The Last Great Frontier
One of the final places to be fully settled by French and Anglo-Canadians, the lands upon the Peace and Smoky Rivers share an eventful yet brief history that has developed in a single century, helping create the region's distinctive rurality and charm. Many of the children of original settlers are still alive.
Long Before Europeans, local tribes such as the Beaver (Dane-zaa) and Woodland Cree (Nîhithaw) inhabited the Smoky River region. Many toponyms are derived from the language such as 'Watino' (Valley in Cree) or 'Kimiwan' (Rain in Cree). Conflicts between the two tribes were commonplace as the Cree moved westwards from Saskatchewan. Later mingling with French and British fur traders would create marriages through negotiation, creating a cultural fusion; the result of this would be the Métis people.
The Fur Trade
What ultimately drove European explorer's westward was the continued interest in establishing forts to trade with native peoples for furs. The first European to travel through the region was likely Peter Pond (1739-1807) who explored the Peace and Athabasca waterways. No permanent fort was established upon the Smoky River itself, however Alexander Makenzie (1764-1820) established Fort Fork at the confluence of the Peace and Smoky rivers. It was during this period that the lay of the land was first surveyed, yet no significant settlement took place due to harsh conditions.
With the interest in the north growing due to the advent of the Klondike Gold Rush (1896-1899), the expansive boreal forests of the largely ignored Peace and Athabasca regions became sought after.

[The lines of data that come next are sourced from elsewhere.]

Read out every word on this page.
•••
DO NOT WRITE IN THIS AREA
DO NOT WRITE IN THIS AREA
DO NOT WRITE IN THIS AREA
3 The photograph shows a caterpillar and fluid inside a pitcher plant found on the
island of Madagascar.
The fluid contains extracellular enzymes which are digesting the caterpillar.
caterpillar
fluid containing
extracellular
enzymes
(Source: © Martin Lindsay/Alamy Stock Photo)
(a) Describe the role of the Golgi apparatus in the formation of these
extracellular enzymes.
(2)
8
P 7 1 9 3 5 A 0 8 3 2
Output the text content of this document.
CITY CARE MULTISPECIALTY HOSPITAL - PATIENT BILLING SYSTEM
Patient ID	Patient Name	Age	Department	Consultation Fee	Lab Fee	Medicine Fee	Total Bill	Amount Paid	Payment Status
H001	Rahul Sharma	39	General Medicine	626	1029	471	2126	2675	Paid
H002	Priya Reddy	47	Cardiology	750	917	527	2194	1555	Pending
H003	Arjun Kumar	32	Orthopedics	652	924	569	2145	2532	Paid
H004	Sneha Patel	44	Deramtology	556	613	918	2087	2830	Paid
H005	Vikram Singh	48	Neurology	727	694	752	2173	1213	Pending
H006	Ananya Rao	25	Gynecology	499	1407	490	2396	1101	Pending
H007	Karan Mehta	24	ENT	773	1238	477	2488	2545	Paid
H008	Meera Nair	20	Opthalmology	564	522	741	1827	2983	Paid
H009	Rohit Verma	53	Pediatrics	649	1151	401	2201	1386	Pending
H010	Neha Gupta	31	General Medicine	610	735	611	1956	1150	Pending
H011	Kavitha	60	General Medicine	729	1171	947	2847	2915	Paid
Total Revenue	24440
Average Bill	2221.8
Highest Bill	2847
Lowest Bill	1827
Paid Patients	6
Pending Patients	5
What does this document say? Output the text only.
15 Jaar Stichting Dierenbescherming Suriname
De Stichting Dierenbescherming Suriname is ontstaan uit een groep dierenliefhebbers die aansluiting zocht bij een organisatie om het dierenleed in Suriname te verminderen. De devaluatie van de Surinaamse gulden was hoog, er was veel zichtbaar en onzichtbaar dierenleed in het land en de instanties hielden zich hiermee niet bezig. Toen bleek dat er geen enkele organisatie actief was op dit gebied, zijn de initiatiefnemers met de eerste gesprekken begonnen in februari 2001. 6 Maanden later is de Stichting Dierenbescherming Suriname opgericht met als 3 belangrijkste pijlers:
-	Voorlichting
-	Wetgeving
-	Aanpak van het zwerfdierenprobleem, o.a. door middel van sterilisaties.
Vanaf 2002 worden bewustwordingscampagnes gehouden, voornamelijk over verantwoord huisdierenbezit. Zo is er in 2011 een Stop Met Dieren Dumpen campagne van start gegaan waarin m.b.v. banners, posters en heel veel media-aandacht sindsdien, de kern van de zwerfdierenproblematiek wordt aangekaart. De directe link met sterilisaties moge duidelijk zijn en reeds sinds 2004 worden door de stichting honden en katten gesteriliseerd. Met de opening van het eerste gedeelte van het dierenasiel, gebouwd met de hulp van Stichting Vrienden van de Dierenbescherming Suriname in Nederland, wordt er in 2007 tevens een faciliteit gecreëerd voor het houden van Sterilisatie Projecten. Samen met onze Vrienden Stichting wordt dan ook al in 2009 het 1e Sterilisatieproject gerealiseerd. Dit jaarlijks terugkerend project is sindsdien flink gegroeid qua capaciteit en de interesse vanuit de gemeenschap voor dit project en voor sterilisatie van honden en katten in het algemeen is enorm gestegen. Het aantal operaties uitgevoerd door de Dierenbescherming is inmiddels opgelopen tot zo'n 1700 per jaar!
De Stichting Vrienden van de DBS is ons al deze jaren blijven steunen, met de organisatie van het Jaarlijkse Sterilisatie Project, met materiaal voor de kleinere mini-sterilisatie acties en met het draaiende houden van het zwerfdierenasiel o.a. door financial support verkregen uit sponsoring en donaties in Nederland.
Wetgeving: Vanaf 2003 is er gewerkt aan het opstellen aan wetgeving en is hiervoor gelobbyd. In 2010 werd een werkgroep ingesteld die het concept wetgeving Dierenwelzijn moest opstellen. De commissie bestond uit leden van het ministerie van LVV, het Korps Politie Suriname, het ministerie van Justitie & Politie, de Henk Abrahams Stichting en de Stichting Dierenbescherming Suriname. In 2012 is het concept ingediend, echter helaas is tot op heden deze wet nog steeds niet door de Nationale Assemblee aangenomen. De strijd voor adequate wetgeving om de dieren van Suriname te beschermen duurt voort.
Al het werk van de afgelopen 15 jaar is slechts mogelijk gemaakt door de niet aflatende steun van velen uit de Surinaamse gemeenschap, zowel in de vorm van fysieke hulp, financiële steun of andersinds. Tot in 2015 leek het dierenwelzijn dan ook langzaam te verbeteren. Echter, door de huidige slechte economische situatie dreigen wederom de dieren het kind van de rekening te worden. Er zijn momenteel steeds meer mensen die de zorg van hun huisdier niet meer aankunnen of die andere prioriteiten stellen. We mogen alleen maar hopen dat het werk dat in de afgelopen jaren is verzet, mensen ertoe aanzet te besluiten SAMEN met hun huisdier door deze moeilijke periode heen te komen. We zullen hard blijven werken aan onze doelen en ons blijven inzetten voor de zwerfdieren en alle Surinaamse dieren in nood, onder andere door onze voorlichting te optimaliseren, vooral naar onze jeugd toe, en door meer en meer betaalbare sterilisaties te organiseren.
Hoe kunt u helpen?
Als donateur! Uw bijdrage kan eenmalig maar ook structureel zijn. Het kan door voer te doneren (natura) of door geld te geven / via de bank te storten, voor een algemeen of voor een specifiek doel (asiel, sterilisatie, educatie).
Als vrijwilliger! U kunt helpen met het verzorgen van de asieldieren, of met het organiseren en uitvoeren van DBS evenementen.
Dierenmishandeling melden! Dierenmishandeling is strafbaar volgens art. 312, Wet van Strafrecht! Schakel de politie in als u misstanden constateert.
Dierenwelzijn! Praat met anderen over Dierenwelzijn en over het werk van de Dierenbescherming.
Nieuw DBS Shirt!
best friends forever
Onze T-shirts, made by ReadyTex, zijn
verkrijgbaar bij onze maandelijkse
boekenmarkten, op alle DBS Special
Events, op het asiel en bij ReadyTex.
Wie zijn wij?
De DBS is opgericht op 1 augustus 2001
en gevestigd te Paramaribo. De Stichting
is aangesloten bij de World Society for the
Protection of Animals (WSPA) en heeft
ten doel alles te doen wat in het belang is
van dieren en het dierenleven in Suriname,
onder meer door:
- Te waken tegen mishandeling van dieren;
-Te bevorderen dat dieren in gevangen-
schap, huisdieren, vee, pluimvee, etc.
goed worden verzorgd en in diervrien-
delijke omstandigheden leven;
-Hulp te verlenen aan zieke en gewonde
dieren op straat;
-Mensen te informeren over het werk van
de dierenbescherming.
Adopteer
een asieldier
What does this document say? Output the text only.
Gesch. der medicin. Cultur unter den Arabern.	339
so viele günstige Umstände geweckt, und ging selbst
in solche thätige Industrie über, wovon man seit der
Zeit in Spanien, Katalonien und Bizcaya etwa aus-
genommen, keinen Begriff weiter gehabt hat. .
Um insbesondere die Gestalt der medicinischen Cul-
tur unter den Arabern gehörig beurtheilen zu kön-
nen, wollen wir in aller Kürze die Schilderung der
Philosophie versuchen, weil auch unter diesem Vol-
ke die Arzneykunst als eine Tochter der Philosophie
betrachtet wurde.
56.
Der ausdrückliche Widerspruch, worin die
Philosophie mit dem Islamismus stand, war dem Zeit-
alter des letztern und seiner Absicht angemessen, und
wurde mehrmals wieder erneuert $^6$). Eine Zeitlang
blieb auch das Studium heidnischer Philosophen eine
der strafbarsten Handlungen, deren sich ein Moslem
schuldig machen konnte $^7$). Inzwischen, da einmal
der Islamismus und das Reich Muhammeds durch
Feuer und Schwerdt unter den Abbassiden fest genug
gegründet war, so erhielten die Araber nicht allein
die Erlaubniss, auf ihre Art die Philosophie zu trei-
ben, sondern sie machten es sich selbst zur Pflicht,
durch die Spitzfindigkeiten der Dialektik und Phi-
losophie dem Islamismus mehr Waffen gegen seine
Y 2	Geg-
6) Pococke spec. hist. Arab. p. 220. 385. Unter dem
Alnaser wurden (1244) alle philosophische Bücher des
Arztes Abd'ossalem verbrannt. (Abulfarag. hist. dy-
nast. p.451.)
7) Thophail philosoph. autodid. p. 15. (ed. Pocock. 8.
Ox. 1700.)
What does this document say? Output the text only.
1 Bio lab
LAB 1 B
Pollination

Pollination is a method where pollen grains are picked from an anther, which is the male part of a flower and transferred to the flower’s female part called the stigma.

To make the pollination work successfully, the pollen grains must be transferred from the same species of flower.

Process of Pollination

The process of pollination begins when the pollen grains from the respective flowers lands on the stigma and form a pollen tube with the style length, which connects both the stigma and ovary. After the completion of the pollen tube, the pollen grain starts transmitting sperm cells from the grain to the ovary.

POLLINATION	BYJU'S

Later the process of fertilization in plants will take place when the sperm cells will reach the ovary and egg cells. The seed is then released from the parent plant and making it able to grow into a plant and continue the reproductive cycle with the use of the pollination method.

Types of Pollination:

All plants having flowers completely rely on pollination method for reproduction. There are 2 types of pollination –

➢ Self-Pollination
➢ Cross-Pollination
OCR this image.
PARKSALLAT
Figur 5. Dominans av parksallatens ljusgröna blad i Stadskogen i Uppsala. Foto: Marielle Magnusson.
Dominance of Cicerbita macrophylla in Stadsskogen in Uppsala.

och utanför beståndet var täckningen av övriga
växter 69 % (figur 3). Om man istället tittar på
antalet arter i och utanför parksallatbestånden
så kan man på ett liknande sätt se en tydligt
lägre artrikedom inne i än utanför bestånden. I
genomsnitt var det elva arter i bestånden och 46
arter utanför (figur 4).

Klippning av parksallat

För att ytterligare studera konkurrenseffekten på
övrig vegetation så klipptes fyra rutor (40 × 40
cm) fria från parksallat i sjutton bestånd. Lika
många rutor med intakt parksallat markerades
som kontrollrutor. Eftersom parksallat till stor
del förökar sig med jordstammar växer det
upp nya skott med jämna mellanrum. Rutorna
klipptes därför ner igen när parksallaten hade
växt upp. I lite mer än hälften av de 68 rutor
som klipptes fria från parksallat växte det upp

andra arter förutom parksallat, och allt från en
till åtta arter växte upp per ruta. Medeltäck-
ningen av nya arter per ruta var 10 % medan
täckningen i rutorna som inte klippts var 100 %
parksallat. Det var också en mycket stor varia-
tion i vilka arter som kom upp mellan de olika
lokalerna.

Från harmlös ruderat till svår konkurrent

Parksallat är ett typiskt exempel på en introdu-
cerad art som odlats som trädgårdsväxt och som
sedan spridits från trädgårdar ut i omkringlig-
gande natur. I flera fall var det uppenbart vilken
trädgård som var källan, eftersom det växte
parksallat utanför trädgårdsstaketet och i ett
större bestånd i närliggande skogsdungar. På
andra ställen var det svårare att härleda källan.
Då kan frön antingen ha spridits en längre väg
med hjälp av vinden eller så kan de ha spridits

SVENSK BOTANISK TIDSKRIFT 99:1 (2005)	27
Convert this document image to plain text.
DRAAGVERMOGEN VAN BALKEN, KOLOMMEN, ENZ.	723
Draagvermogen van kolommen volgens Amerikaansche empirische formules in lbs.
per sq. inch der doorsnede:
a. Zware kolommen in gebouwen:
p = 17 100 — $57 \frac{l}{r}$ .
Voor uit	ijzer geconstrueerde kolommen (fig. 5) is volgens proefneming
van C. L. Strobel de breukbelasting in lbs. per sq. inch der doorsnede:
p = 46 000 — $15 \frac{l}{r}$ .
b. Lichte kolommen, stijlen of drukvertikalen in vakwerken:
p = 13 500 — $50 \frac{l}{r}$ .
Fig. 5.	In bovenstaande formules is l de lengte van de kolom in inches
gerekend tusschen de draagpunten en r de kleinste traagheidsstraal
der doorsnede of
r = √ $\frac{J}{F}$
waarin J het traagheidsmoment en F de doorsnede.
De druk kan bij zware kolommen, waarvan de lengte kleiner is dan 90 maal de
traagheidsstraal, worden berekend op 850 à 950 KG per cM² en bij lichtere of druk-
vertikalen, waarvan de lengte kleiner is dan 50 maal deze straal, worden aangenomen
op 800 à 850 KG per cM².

Grouard, on the shore of the Lesser Slave Lake, eventually became the largest town north of Edmonton in the newly established province of Alberta, and groups of settlers travelled to north to the settlement by steam boat, hoping to use the town as a staging ground. Furthermore, male farmers above the age of 21 were promised 160 acres of free land grants if they were able to 'prove' (develop) the land under the Dominion Act of 1871.
Falher, Dreau and Giroux
Émile Grouard O.M.I (1840-1931), First Bishop of Athabasca and namesake of Grouard, perceived the region of the Smoky River as a possible area of settlement for French Catholics, and thus tasked Father Jean-Baptiste Giroux and his assistant Constant Falher to rally French-Canadians in Quebec and New England to settle the lands of the north. About 35 families followed, and the first arrived to prove their land in 1911 and 1912. By 1914, almost 300 francophones inhabited the land between the Smoky River and Kimiwan Lake. The St-Jean Baptiste Church and Registry, 4 kilometers southeast of Falher, was built 1914 by Augustin Dumas and volunteers, and Father Marie Dreau became the first resident priest. The building still stands and is a rare example of a church of dual functionality, with the upstairs providing residence for the clergy. In 1919, the colony split into Donnelley and Falher. Ever since, Falher and its entourage of communities has remained one of the few enduring centres of French-Albertan settlement, with the 2016 census reporting over half of Falher's population as bilingual.
The Railroad Arrives
The idea of opening up the Peace River region to more settlers became enticing, and the largest barrier was transportation. In 1912, the Edmonton, Dunvegan and British Columbia railway began work on establishing rail connection to Peace River through Westlock. Construction reached the Smoky River region by 1915, at which point McLennan was established and named after Dr. John K. McLennan, vice president of the railroad corporation. The region saw steady growth as farmers gained access to a large market, and many small communities such as Culp, Tangent and Dreau were established. Passenger service allowed residents to leave and return to Edmonton much more easily, however the ED&BC ran into financial troubles and sold the railway to NAR (Northern Alberta Railways) in 1929. Passenger service was discontinued in 1974, and floods in 1987 forced the closure of the rail line between Girouxville and Rycroft. The communities that once thrived on the business brought by means of the railway have experienced a decline in population since, some dissolving entirely.
The unique traditions of the area, both Indigenous and French-Canadian in origin, have been largely preserved, and the short yet robust history of the region is often a point of pride for its residents. The Girouxville Museum, with over 6,000 artifacts from pioneers, has been dedicated to preserving the tools of the frontier that may seem so foreign to the modern world, while the Northern Alberta Railway Museum has preserved much of the region's railroad heritage, housed in the old Falher Railway Station. The Société Historique et Généalogique de Smoky River (Historical and Genealogical Society of Smoky River), founded in 1983, is a bilingual society that specializes in local history and French-Canadian genealogy; containing an impressive collection, the facility holds an entire archive of information. Across the Village of Donnelley are stop signs upon which are scenes from local history, painted to honour the original establishments that created the central foundation of the community.